54% of leaders say they lack the infrastructure for AI.
Over 92% cite data issues as their #1 barrier.
And yet… billions are being spent on consultants and model training.

It’s like trying to install a smart home system in a house with faulty wiring. You can buy all the gadgets you want — the lights won’t work.

When I speak with other CTOs, many of whom are under pressure from their boards to “show AI progress,” I offer a simple metric:

Can your teams find, access, and trust your most critical datasets in under five minutes? If not, stop building models. Start fixing plumbing.

The Infrastructure Stack That Scales with AI

So what does “AI-ready” architecture look like in practice? In my experience, it means four key pillars:

Unified Data Platform: A single source of truth — or at least a virtual one. This can be a data lake, a lakehouse, or a federated query layer. But it must abstract the fragmentation without compromising lineage.
MLOps Pipelines: Reproducibility is key. You need versioned models, automated deployment paths, CI/CD for ML, and a robust feedback loop to retrain or retire models as behavior shifts.
Real-Time Stream Processing: Batch AI is fine for historical reports.
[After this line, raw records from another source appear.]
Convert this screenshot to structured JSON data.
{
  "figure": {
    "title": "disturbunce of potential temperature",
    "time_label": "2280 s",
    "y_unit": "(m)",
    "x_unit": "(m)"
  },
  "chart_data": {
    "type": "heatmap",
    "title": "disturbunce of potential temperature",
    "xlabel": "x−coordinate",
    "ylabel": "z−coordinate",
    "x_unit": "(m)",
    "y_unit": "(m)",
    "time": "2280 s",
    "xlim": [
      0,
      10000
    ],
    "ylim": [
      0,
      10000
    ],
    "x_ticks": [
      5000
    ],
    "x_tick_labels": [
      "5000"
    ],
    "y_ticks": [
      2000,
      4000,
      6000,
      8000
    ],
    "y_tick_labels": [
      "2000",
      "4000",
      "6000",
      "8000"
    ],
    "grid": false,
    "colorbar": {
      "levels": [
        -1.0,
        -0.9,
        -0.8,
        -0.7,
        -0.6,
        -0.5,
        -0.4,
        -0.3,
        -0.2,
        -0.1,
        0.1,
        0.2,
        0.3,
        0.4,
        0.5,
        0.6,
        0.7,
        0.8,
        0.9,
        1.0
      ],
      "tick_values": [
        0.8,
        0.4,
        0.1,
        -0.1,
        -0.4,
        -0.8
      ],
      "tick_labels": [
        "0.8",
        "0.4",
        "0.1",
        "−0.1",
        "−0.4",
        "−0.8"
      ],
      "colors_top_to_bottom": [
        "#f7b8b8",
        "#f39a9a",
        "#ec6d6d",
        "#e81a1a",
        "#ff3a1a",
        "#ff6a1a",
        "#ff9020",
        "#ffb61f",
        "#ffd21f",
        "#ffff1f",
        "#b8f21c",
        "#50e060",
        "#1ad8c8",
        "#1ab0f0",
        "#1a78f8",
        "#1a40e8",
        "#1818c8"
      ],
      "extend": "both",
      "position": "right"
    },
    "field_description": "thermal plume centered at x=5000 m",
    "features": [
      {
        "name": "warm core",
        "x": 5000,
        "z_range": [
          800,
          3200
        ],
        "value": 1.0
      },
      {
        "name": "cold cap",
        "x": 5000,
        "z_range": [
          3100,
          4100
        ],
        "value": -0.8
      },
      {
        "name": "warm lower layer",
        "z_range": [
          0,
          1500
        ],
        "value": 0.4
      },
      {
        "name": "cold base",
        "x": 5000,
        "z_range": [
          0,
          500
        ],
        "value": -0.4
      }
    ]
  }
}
But decision augmentation (recommendations, alerts, dynamic scoring) needs event-driven, stream-first architecture. Kafka, Flink, Pub/Sub — pick your poison, but make it real-time.
Governance-as-Code: You can’t bolt on compliance later. The best teams are now baking data lineage, bias audits, and explainability protocols into their build processes — much like DevSecOps.
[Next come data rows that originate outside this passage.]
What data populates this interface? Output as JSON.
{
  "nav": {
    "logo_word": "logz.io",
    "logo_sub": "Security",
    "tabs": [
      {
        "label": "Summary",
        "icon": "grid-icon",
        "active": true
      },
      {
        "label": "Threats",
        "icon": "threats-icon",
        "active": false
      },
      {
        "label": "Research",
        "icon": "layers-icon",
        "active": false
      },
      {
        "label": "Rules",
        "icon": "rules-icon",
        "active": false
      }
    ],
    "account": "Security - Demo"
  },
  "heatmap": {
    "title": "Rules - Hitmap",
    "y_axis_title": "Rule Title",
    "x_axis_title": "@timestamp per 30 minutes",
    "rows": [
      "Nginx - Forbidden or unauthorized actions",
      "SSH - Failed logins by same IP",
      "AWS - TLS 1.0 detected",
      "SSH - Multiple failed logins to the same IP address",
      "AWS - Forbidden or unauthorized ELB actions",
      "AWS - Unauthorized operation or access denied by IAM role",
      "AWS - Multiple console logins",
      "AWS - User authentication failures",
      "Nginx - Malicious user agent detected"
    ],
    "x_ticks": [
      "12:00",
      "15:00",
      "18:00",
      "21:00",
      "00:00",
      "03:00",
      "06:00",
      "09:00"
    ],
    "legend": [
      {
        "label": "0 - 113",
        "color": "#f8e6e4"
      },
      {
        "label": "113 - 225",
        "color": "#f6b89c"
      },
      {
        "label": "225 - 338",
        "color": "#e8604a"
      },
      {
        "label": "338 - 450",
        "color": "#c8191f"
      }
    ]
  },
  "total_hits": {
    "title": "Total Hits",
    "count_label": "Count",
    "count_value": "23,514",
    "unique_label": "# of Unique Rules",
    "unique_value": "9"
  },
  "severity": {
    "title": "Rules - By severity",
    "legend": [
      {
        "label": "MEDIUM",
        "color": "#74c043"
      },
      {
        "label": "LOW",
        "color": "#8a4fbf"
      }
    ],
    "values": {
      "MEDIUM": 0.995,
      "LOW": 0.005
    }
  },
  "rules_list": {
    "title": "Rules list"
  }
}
We’re inspiring from this exact blueprint at Property Finder. And we’re not doing it all ourselves. We’re partnering with Amazon Bedrock, Anthropic, and other experts at UC Berkley, University of Toronto to integrate the best experts on our terms, into our platforms, not the other way around.

The Legacy Challenge – And the Cultural One

Every established company has skeletons in its tech closet — legacy systems, hand-coded ETLs, siloed CRMs. The question isn’t whether they exist. It’s whether you’ve named them, mapped the dependencies, and created bridges, not excuses.
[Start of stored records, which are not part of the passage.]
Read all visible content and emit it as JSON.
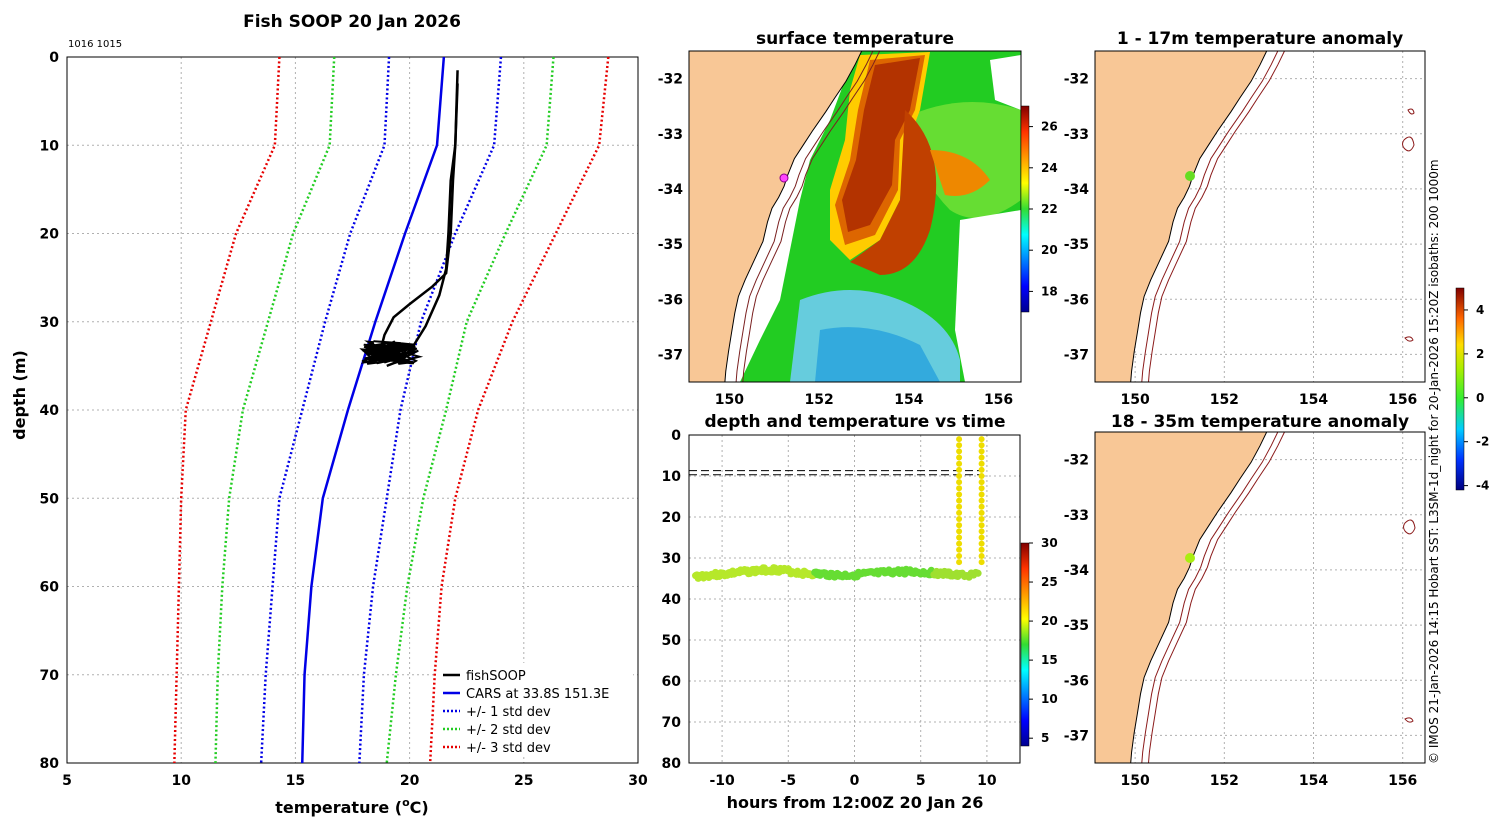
{
  "colors": {
    "land": "#f8c796",
    "cars": "#0000e6",
    "fish": "#000000",
    "sd1": "#0000e6",
    "sd2": "#22cc22",
    "sd3": "#e60000",
    "grid": "#b0b0b0"
  },
  "chart_data": [
    {
      "type": "line",
      "name": "profile",
      "title": "Fish SOOP 20 Jan 2026",
      "corner_label": "1016 1015",
      "xlabel": "temperature (",
      "xlabel_unit": "C)",
      "xlabel_degree": "o",
      "ylabel": "depth (m)",
      "xlim": [
        5,
        30
      ],
      "ylim": [
        0,
        80
      ],
      "xticks": [
        "5",
        "10",
        "15",
        "20",
        "25",
        "30"
      ],
      "yticks": [
        "0",
        "10",
        "20",
        "30",
        "40",
        "50",
        "60",
        "70",
        "80"
      ],
      "depths": [
        0,
        10,
        20,
        30,
        40,
        50,
        60,
        70,
        80
      ],
      "series": [
        {
          "name": "CARS at 33.8S 151.3E",
          "style": "solid",
          "color": "#0000e6",
          "temps": [
            21.5,
            21.2,
            19.8,
            18.5,
            17.3,
            16.2,
            15.7,
            15.4,
            15.3
          ]
        },
        {
          "name": "+1 std dev",
          "style": "dotted",
          "color": "#0000e6",
          "temps": [
            24.0,
            23.7,
            22.0,
            20.5,
            19.6,
            19.0,
            18.4,
            18.0,
            17.8
          ]
        },
        {
          "name": "-1 std dev",
          "style": "dotted",
          "color": "#0000e6",
          "temps": [
            19.1,
            18.9,
            17.4,
            16.3,
            15.3,
            14.3,
            14.0,
            13.7,
            13.5
          ]
        },
        {
          "name": "+2 std dev",
          "style": "dotted",
          "color": "#22cc22",
          "temps": [
            26.3,
            26.0,
            24.2,
            22.5,
            21.6,
            20.6,
            19.9,
            19.4,
            19.0
          ]
        },
        {
          "name": "-2 std dev",
          "style": "dotted",
          "color": "#22cc22",
          "temps": [
            16.7,
            16.5,
            14.9,
            13.8,
            12.7,
            12.1,
            11.8,
            11.6,
            11.5
          ]
        },
        {
          "name": "+3 std dev",
          "style": "dotted",
          "color": "#e60000",
          "temps": [
            28.7,
            28.3,
            26.4,
            24.5,
            23.0,
            22.0,
            21.4,
            21.1,
            20.9
          ]
        },
        {
          "name": "-3 std dev",
          "style": "dotted",
          "color": "#e60000",
          "temps": [
            14.3,
            14.1,
            12.4,
            11.3,
            10.2,
            10.0,
            9.9,
            9.8,
            9.7
          ]
        }
      ],
      "fishsoop": {
        "name": "fishSOOP",
        "down": [
          [
            22.1,
            1.5
          ],
          [
            22.0,
            10
          ],
          [
            21.8,
            14
          ],
          [
            21.7,
            20
          ],
          [
            21.6,
            24
          ],
          [
            21.3,
            27
          ],
          [
            20.7,
            30.5
          ],
          [
            20.1,
            33
          ],
          [
            19.5,
            34.5
          ],
          [
            19.0,
            35
          ]
        ],
        "up": [
          [
            18.7,
            33.5
          ],
          [
            18.9,
            31.5
          ],
          [
            19.3,
            29.5
          ],
          [
            20.0,
            28
          ],
          [
            21.0,
            26
          ],
          [
            21.6,
            24.5
          ],
          [
            21.8,
            20
          ],
          [
            21.9,
            14
          ],
          [
            22.0,
            10
          ],
          [
            22.1,
            3
          ]
        ],
        "cluster_center": [
          19.0,
          33.5
        ]
      },
      "legend": [
        "fishSOOP",
        "CARS at 33.8S 151.3E",
        "+/- 1 std dev",
        "+/- 2 std dev",
        "+/- 3 std dev"
      ]
    },
    {
      "type": "heatmap",
      "name": "surface-temperature",
      "title": "surface temperature",
      "xticks": [
        "150",
        "152",
        "154",
        "156"
      ],
      "yticks": [
        "-32",
        "-33",
        "-34",
        "-35",
        "-36",
        "-37"
      ],
      "lon_range": [
        149.1,
        156.5
      ],
      "lat_range": [
        -37.5,
        -31.5
      ],
      "colorbar": {
        "ticks": [
          "26",
          "24",
          "22",
          "20",
          "18"
        ],
        "range": [
          17,
          27
        ]
      }
    },
    {
      "type": "scatter",
      "name": "depth-time",
      "title": "depth and temperature vs time",
      "xlabel": "hours from 12:00Z 20 Jan 26",
      "xticks": [
        "-10",
        "-5",
        "0",
        "5",
        "10"
      ],
      "yticks": [
        "0",
        "10",
        "20",
        "30",
        "40",
        "50",
        "60",
        "70",
        "80"
      ],
      "xlim": [
        -12.5,
        12.5
      ],
      "ylim": [
        0,
        80
      ],
      "dashed_depths": [
        8.7,
        9.7
      ],
      "dashed_x_range": [
        -12.5,
        9.5
      ],
      "points": [
        [
          -12,
          34.5
        ],
        [
          -11,
          34.2
        ],
        [
          -10,
          34.0
        ],
        [
          -9,
          33.6
        ],
        [
          -8,
          33.3
        ],
        [
          -7,
          33.0
        ],
        [
          -6,
          32.8
        ],
        [
          -5,
          33.2
        ],
        [
          -4,
          33.7
        ],
        [
          -3,
          33.9
        ],
        [
          -2,
          34.0
        ],
        [
          -1,
          34.3
        ],
        [
          0,
          34.1
        ],
        [
          1,
          33.9
        ],
        [
          2,
          33.7
        ],
        [
          3,
          33.4
        ],
        [
          4,
          33.3
        ],
        [
          5,
          33.5
        ],
        [
          6,
          33.6
        ],
        [
          7,
          33.9
        ],
        [
          7.8,
          34.3
        ],
        [
          9.5,
          34.0
        ]
      ],
      "profile_x": [
        7.9,
        9.6
      ],
      "colorbar": {
        "ticks": [
          "30",
          "25",
          "20",
          "15",
          "10",
          "5"
        ],
        "range": [
          4,
          30
        ]
      }
    },
    {
      "type": "heatmap",
      "name": "anomaly-1-17",
      "title": "1 - 17m temperature anomaly",
      "xticks": [
        "150",
        "152",
        "154",
        "156"
      ],
      "yticks": [
        "-32",
        "-33",
        "-34",
        "-35",
        "-36",
        "-37"
      ],
      "marker": [
        151.3,
        -33.8
      ]
    },
    {
      "type": "heatmap",
      "name": "anomaly-18-35",
      "title": "18 - 35m temperature anomaly",
      "xticks": [
        "150",
        "152",
        "154",
        "156"
      ],
      "yticks": [
        "-32",
        "-33",
        "-34",
        "-35",
        "-36",
        "-37"
      ],
      "marker": [
        151.3,
        -33.8
      ],
      "colorbar": {
        "ticks": [
          "4",
          "2",
          "0",
          "-2",
          "-4"
        ],
        "range": [
          -4.2,
          5
        ]
      }
    }
  ],
  "credit": "© IMOS 21-Jan-2026 14:15 Hobart SST: L3SM-1d_night for 20-Jan-2026 15:20Z isobaths: 200  1000m"
}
At Microsoft, one of our hardest transformations was connecting legacy SharePoint and Exchange infrastructures with new cloud-native analytics layers. It wasn’t glamorous. But without it, Office 365 never would’ve scaled.

And beyond the tech debt, there’s the human one: IT teams working in isolation. Data teams chasing quarterly dashboards. No one really owning data as a product.

At PF, we fixed this by creating a data platform org that sits between infrastructure and insight — tasked with making data not just accessible, but useful. We are working on data catalogs, lineage tracking, and self-serve layers so even business users can query the system without a support ticket.

This isn’t just about pipelines. It’s about creating a culture where data is respected — not feared.

My Final Advice for Leaders Reading This

If you’re a CEO, CTO, or business leader under pressure to “do something in AI,” here’s my plea:

Don’t start with the demo. Start with the foundation.

Make one investment this quarter: diagnose your data infrastructure. Identify where your AI ambitions are being quietly throttled by broken plumbing. And treat infrastructure upgrades not as tech debt cleanup — but as the first step in your AI go-to-market plan.

Because AI is not just code. It’s context.

And context starts with data that is clean, connected, and composable.

TL;DR (But Make It Honest)

AI readiness = data + infrastructure + discipline. Don’t let anyone sell you otherwise.
Clean data is not a byproduct — it’s the product before the product.
Cloud-native, event-driven, governed systems are the only way to scale AI responsibly.
Fix the house before you buy the furniture.